Using the newly developed SNAP Machine Learning (SNAP ML) framework and Power9/V100 GPU servers, IBM researchers were able to blow past Google’s previous benchmark for training an online advertising application.

The application, a logistic regression classifier, uses an online advertising click log dataset compiled by Criteo Labs to predict the chances a user will click through to an ad under a given scenario.  The dataset contains 4.2 billion training examples, each of which records whether or not a user has clicked on an online advertisement under a variety of conditions. Google had previously trained the application with this same dataset, using TensorFlow and CPU-powered cloud servers, achieving a 70-minute turnaround time – the high-water mark until last week. IBM was able achieve the same accuracy on the model with just 91.5 seconds of training, thanks to its SNAP ML framework and four AC922 servers. Each of those servers was equipped with two Power9 CPUs and four NVIDIA V100 GPUs.

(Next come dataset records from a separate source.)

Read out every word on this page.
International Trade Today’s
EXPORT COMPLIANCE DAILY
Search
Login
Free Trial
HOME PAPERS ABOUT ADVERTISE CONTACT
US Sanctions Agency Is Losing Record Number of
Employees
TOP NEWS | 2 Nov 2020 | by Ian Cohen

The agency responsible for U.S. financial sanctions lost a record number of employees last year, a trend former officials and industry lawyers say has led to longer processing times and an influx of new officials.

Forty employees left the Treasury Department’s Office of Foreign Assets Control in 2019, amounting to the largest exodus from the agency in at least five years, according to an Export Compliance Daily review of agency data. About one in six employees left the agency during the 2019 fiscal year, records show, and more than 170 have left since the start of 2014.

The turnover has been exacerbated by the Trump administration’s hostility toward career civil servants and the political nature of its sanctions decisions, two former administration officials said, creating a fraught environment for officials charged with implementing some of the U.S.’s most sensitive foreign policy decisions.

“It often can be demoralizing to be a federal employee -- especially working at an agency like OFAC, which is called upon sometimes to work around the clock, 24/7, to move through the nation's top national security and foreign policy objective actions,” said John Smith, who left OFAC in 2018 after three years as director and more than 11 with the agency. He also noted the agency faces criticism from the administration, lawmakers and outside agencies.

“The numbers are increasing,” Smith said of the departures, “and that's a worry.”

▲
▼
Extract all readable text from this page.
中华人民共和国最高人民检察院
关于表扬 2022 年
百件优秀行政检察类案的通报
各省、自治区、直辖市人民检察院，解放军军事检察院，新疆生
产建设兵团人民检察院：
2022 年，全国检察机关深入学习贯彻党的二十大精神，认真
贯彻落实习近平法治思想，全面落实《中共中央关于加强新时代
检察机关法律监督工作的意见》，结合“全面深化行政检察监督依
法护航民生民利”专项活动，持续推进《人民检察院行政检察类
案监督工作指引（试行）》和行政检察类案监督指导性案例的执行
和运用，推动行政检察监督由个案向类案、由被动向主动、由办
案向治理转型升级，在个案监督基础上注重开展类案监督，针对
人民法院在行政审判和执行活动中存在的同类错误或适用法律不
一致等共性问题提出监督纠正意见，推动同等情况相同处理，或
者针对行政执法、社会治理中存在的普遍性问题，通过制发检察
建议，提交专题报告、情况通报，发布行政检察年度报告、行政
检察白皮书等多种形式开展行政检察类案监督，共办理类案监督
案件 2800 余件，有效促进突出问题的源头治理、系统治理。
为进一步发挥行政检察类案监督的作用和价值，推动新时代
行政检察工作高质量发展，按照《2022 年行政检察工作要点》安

One might attribute the 46x speedup for the IBM run on the use of the GPUs, but that’s only a part of the story.  Google explicitly did not use GPUs for their benchmark since they found that using them did not result in large improvement in performance for this training application. That’s because the dataset is so large that a lot of time is spent shuffling data in and out of the local GPU memory, so much in fact that the processors are idled for long periods, waiting for memory copies to complete. For Google, the GPUs just weren’t worth the extra trouble.

IBM gets around this in two ways. First, the SNAP ML code is designed to optimize data locality in the GPU memory to avoid data transfer overheads as much as possible. This makes it easier to slice up these large datasets into bite-sized chunks for the GPUs to work on. Second, by using the Power9 CPU and its ability to use NVLink as the commication link to the V100, memory copies to and from the GPU can be performed about six times faster than over PCIe.

The result of this software/hardware approach is that the time taken to execute the training computation pieces is now longer than the time taken for data transfers, which means data copying and computation can be overlapped without processor stalls. (See the figure below for the specifics.). IBM says the total training time on the Power9-V100 combo is about 3.5 times faster compared to a Xeon-V100 server without the NVLink boost, i.e., with the GPU attached via PCIe.


Source: IBM Research


According to IBM, being able to deal with challenging data environments also makes SNAP ML a good candidate for real-time or near-real-time applications where the model must be trained on-the-fly from streaming data. The framework is also supposed to be good at ensemble learning, where multiple solvers are used to form a consensus on a given problem.

Also, besides logistic regression problems like this click-rate application, SNAP ML is also specifically optimized for linear regression and support vector machines types of problems. While these three might sound somewhat obscure for non-mathematicians, they encompass a wide array of useful real-world applications, including things like detecting credit card fraud, determining if credit should be extended customers, forecasting sales, and predicting a stock's volatility.

The SNAP ML library, which has been two years in the making, is still in the lab at IBM Research. The plan is to make it available to customers on a trial basis later this year as part of a PowerAI preview. IBM is actively looking for interested clients.